When the news broke that the UK company, Vodafone, was bidding for Eircell, it was clear that a break up of Eircom was on the cards. The expected bid by Mr Denis O'Brien for Eircom's fixed-line business brings this prospect into sharper focus. The move by Mr O'Brien has created further uncertainty about who will control telecommunications in the Republic, as the sector moves to the new era when companies plan to deliver a range of services to customers in their homes, or on their mobile phones.
Mr O'Brien, who recently departed from Esat Telecom after its sale to British Telecom, was a trenchant critic of the old Telecom Eireann. It was his drive and ambition which set Esat on the path to becoming a force in the telecommunications market and created real competition. Most agree that his decision to sell to British Telecom last year was a timely move. So what is he doing now trying to get involved again?
Mobile telephony may be the "sexy" end of the telecommunications market, with the promise of a new generation of handsets which will deliver a range of information and services. But Eircom's fixed-line operation - which supplies the main residential and business telephone market - still remains a large and profitable business. Last year, it had a turnover of €1.7 billion (£1.34 billion) and profits before interest, depreciation and tax of €660 million (£520 million).
With 1.6 million customers, it has valuable access to the bulk of the households in the Republic. It will face new competition in this area from the likes of cable company NTL, but equally new technology will also make it possible to deliver a range of multimedia services down old copper phone lines into homes and businesses.

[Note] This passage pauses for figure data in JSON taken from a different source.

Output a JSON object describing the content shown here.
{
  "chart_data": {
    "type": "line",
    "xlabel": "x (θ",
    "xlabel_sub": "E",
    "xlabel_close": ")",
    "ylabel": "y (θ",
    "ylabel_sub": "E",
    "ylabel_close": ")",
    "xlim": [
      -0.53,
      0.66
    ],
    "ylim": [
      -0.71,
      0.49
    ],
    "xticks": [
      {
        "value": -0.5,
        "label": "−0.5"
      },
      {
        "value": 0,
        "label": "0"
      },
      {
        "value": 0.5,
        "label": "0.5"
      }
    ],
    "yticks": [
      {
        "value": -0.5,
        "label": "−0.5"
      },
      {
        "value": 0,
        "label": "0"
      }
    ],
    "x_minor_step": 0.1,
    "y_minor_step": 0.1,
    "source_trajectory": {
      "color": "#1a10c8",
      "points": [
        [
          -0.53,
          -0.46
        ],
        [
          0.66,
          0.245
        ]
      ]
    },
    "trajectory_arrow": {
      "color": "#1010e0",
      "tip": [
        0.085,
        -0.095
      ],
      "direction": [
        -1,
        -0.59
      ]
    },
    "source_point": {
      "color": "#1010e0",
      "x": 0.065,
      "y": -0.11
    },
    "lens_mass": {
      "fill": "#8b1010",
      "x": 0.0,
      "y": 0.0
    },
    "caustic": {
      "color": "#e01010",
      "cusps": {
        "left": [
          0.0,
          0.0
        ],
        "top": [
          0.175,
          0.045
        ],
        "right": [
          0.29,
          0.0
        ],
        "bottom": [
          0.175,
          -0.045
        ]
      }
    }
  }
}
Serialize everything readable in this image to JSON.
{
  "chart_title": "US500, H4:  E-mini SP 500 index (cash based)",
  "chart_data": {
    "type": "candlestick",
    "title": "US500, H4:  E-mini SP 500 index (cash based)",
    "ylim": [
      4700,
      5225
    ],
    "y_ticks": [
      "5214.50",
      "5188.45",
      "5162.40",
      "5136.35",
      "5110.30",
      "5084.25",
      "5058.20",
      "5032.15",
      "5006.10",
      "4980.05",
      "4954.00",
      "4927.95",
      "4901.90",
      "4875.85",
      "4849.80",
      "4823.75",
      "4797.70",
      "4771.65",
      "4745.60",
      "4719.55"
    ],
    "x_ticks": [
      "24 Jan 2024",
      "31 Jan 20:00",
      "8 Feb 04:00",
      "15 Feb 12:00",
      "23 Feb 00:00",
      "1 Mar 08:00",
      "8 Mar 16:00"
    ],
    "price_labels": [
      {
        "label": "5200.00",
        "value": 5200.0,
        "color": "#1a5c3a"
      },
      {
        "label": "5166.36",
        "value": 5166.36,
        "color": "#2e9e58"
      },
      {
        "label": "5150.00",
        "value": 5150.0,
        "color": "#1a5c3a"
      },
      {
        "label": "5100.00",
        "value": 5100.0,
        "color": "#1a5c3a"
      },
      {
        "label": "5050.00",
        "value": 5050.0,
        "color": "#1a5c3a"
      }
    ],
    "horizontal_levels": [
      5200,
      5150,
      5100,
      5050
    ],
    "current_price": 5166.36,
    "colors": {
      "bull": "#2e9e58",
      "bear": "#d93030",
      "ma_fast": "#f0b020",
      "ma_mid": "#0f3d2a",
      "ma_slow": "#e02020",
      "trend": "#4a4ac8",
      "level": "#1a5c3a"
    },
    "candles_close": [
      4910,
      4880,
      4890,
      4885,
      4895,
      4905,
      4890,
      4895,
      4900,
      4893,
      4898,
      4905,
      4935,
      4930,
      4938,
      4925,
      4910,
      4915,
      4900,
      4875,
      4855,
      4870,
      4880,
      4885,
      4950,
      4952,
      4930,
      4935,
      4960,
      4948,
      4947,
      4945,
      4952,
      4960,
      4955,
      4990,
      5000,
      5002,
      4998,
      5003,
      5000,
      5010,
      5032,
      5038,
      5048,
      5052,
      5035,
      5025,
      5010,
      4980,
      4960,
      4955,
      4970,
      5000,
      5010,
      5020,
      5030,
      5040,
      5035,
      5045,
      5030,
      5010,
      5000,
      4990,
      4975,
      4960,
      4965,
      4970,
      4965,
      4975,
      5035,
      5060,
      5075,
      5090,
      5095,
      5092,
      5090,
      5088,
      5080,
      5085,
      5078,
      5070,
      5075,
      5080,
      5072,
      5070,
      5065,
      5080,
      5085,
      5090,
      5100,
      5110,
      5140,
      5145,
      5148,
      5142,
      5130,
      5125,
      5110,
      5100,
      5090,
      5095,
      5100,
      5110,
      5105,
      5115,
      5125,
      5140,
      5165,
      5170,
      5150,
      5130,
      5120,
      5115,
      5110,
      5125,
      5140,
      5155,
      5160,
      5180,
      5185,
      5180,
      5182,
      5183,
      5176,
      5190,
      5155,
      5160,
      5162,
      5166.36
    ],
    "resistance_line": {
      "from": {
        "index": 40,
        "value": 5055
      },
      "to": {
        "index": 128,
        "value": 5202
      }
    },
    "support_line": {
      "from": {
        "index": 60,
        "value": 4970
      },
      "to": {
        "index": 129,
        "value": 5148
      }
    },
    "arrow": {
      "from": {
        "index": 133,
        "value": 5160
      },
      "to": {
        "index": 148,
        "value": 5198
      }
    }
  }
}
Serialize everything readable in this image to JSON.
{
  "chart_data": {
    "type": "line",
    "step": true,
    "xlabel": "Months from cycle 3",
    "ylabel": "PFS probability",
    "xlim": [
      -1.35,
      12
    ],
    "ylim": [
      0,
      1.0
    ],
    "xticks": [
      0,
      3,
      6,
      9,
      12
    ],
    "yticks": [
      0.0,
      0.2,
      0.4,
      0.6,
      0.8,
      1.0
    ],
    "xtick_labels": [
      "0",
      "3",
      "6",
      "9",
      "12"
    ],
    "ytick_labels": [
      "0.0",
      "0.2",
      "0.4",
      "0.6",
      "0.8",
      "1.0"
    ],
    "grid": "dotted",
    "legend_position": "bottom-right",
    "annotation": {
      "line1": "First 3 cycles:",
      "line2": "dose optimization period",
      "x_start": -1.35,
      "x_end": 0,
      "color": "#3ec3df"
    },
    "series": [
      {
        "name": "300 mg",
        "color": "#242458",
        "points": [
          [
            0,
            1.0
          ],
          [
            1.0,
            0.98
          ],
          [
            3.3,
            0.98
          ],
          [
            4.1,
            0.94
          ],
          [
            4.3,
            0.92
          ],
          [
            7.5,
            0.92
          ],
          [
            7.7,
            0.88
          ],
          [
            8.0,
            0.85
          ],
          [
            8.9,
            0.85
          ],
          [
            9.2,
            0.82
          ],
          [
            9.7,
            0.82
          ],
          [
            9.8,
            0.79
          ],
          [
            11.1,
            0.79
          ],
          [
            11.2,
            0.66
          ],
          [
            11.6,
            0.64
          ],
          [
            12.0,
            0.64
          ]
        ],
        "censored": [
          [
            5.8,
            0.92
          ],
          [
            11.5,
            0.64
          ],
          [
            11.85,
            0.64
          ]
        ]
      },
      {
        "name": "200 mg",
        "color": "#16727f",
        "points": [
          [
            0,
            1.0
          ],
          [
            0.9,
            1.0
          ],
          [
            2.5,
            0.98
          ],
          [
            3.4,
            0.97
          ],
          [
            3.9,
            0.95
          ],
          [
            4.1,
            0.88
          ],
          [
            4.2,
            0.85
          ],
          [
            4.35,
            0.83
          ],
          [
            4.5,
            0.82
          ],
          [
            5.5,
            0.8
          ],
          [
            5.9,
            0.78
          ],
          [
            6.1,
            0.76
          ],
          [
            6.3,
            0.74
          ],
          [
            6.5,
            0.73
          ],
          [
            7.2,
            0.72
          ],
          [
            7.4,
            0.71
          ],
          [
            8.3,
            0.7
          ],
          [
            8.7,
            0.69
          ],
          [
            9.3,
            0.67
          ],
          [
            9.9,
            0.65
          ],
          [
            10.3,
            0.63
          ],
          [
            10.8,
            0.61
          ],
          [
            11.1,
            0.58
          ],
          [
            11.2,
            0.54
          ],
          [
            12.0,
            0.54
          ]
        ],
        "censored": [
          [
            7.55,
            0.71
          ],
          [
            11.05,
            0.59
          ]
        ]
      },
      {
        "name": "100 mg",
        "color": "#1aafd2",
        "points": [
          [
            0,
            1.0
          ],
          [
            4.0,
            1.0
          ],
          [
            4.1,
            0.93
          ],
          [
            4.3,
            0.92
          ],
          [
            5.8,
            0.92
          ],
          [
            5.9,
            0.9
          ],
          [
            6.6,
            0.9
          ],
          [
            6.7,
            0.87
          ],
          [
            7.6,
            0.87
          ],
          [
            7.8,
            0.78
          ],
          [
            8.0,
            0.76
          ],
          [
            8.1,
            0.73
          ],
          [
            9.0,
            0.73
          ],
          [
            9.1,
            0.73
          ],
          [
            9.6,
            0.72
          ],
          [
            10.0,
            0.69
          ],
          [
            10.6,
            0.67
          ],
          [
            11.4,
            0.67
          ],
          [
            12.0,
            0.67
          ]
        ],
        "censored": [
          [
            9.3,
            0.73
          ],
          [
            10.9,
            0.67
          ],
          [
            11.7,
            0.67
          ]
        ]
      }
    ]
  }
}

Mr O'Brien has yet to launch his bid, but is thought likely to offer around €2.2 billion (£1.7 billion). This does not appear to fully value Eircom's fixed-line asset. Analysts believe that a price closer to €3 billion (£2.4 billion) would be a fairer value. His bid comes in a key period, with talks on a sale of Eircell to Vodafone well advanced. He may hope that shareholders will vote on the two deals at the same time and might approve them both, in an attempt to get a decent return on what has looked for the last few months as a bad investment. However shareholders would be well advised to judge each offer separately; as yet we do not know the full details of either.
The Eircom board appears to have decided - contingent on the final terms - to sell Eircell off to Vodafone. But if the board decides not to recommend Mr O'Brien's offer, then they will have to put forward an alternative strategy aimed at gaining a strong return from the fixed-line business. They must also plot a strategy for Eircom's multimedia interests, which may be sold or floated separately.
The decision to sell Eircell was a complete turnaround by Eircom and an apparent admission that the company could not develop independently. Now the Eircom board, facing the somewhat opportunistic move by Mr O'Brien, is under pressure to decide on the future of their traditional fixed-line business. The decisions it makes will be driven to a large extent by the short-term demands of shareholders. But they will also influence the future of the entire telecommunications industry in the Republic for years to come.